Methane Hydrates (Methane Clathrates)

Natural gas deposits aren’t created equal. The natural gas resources known to Dr. M.K. Hubbert when he was writing his 1956 paper was “conventional” natural gas which consisted of mostly methane (CH4) trapped by deep geological formations in a manner similar to oil. This resource was already well understood and well scoped out in that time. It turns out there is another mechanism by which methane is stored in nature. Methane and water can form crystals of methane hydrate when compressed together to about 50 atmospheres at temperatures around 0 Celsius. These conditions may arise beneath permafrost and at ocean bottoms on the continental shelf.[1] Methane hydrate looks like dirty ice. Estimates of the quantity of methane hydrate vary widely. One estimate puts the carbon content in global methane hydrate reserves at three trillion tonnes, much more than in the supply of conventional gas. If all of it could be recovered, the methane from hydrates would last a thousand years at the current rate of exploitation of methane, or one hundred years if methane hydrate replaced all fossil fuels.[1] Other estimates place the amount between 0.5 and 2.5 trillion tonnes.[2]

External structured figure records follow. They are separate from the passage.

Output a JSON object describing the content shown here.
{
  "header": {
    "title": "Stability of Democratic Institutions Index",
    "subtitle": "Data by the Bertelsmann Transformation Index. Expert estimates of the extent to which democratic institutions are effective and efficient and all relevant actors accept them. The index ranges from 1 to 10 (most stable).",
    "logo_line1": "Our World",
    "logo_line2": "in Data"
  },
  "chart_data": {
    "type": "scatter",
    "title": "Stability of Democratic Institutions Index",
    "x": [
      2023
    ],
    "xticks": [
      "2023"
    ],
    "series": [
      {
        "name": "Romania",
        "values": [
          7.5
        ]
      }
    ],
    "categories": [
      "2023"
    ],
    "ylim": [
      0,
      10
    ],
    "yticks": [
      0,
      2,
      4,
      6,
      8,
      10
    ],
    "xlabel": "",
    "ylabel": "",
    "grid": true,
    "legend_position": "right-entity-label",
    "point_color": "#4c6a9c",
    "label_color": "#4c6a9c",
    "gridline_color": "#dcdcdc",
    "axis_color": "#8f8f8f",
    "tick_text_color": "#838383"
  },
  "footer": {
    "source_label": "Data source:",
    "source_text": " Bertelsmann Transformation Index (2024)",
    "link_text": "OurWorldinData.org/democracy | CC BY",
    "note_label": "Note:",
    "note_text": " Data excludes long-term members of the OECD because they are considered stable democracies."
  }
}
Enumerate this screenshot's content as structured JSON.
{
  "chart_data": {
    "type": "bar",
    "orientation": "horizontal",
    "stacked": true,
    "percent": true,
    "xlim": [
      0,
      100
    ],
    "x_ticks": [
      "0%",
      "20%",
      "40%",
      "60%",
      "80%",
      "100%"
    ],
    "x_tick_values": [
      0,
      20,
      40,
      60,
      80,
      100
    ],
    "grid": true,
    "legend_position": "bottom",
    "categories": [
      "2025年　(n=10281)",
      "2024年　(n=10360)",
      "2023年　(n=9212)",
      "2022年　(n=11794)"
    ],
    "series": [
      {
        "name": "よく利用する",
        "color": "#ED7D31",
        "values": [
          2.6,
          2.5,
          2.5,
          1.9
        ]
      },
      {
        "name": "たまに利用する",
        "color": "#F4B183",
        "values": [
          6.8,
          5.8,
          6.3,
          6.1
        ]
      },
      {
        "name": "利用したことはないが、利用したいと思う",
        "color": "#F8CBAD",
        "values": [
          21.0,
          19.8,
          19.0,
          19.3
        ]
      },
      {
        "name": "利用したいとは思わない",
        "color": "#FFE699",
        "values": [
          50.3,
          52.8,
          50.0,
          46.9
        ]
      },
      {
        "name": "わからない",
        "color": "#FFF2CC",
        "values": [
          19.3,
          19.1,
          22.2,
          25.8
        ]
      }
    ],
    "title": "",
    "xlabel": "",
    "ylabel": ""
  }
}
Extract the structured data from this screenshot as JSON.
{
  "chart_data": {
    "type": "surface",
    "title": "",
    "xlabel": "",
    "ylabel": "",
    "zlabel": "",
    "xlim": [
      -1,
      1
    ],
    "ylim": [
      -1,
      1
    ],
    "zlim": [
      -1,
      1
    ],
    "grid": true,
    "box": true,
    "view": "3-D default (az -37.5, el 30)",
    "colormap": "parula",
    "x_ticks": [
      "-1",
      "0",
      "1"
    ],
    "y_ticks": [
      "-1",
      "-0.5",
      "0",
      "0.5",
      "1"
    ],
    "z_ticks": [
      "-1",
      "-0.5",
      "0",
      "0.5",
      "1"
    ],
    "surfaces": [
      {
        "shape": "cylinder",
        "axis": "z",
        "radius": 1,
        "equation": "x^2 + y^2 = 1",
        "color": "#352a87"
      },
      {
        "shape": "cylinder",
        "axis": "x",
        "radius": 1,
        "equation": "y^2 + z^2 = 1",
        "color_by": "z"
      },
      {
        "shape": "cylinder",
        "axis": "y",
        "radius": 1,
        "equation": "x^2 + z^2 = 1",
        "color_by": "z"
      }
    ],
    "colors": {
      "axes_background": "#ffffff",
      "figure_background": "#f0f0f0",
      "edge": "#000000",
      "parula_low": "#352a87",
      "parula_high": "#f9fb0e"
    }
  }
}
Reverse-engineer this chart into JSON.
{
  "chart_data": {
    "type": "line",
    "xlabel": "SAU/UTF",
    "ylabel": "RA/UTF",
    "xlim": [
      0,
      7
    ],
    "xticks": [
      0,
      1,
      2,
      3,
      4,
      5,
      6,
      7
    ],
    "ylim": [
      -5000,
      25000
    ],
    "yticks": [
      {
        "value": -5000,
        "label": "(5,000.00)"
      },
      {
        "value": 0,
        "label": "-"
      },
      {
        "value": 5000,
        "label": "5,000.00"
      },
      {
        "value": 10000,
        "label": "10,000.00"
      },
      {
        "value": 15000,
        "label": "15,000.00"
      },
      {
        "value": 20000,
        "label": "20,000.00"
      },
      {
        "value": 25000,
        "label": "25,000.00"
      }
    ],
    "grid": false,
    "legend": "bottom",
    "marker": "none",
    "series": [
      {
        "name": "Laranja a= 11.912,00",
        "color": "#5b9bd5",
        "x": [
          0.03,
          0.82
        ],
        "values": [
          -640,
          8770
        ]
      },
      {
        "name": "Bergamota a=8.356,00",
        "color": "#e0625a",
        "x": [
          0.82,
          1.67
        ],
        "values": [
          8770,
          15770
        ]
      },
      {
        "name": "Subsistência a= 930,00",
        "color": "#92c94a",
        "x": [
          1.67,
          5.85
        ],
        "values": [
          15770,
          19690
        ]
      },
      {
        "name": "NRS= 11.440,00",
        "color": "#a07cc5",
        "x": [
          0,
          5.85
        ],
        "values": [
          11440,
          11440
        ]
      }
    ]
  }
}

According to Wikipedia, the average methane clathrate hydrate composition is 1 mole of methane for every 5.75 moles of water, though this is dependent on how many methane molecules “fit” into the various cage structures of the water lattice. The observed density is around 0.9 kg/litre. One litre of methane clathrate solid would therefore contain, on average, 168 litres of methane gas under standard conditions.[2]

No deposit of methane hydrate has yet been developed commercially. Extraction is a tricky procedure. In the case of methane hydrates trapped below permafrost, two methods were tested in Canada’s Mackenzie delta in 2002. The first method, nicknamed “depressurization” involves drilling a conventional wellhead and waiting for the pressure differential from the gravitational pressure of the mass above the deposit against one atmosphere at the wellhead itself to force the methane up the well. The other is to pump steam into the methane hydrate. This second method accelerates the extraction but costs almost as much energy as it liberates, resulting in a poor energy balance.

Canada is not in a hurry to exploit methane hydrates because it has large conventional fossil fuel supplies, but some other countries are keen to try hydrate mining, and they are looking at undersea deposits. Of note are South Korea, which has discovered deposits in the Ulleung Basin, and Japan in the Nankai trough off Honshu. Production may begin in 2015-16.

Some scientists worry about the risk of a spontaneous release of methane into the atmosphere because the hydrates are in a delicate balance. If a deposit is disturbed such that an escape path for methane is created, then the escaping gas decreases the local pressure, which triggers the release of methane from neighbouring crystals. A chain reaction like this can lead to an uncontrollable “methane burp” that will empty an entire large reservoir of methane into the atmosphere. Not only would this mean a large waste of fuel and a large addition of carbon to the total in circulation, but methane is a powerful greenhouse gas in its own right. One idea being considered is to maintain pressure in the hydrate deposits by pumping in CO2 to replace the CH4. This should prevent methane burps and sequester about as much carbon as is being extracted.

The global demand for fossil fuels is so great that the methane in hydrates is likely to be exploited as thoroughly as possible even though it will contribute to and even accelerate global warming. However, it might not be feasible to exploit it as thoroughly as petroleum and conventional natural gas because these conventional hydrocarbons seem to gather in large pools or “fields”, while hydrates are more thinly spread.

It remains to be seen what effect methane hydrates have on the world’s energy situation. The maximum likelihood outcome is that they will be exploited, thus delaying the decline of natural gas fossil fuel, but will contribute to global warming. It is less likely that mining methane hydrates will prove completely unsuccessful. If that were to happen, then hydrates won’t affect our energy picture, but if the permafrosts of northern Russia, Canada, and Alaska melt because of global warming from other causes, that may trigger giant “methane burps” that will accelerate that warming trend.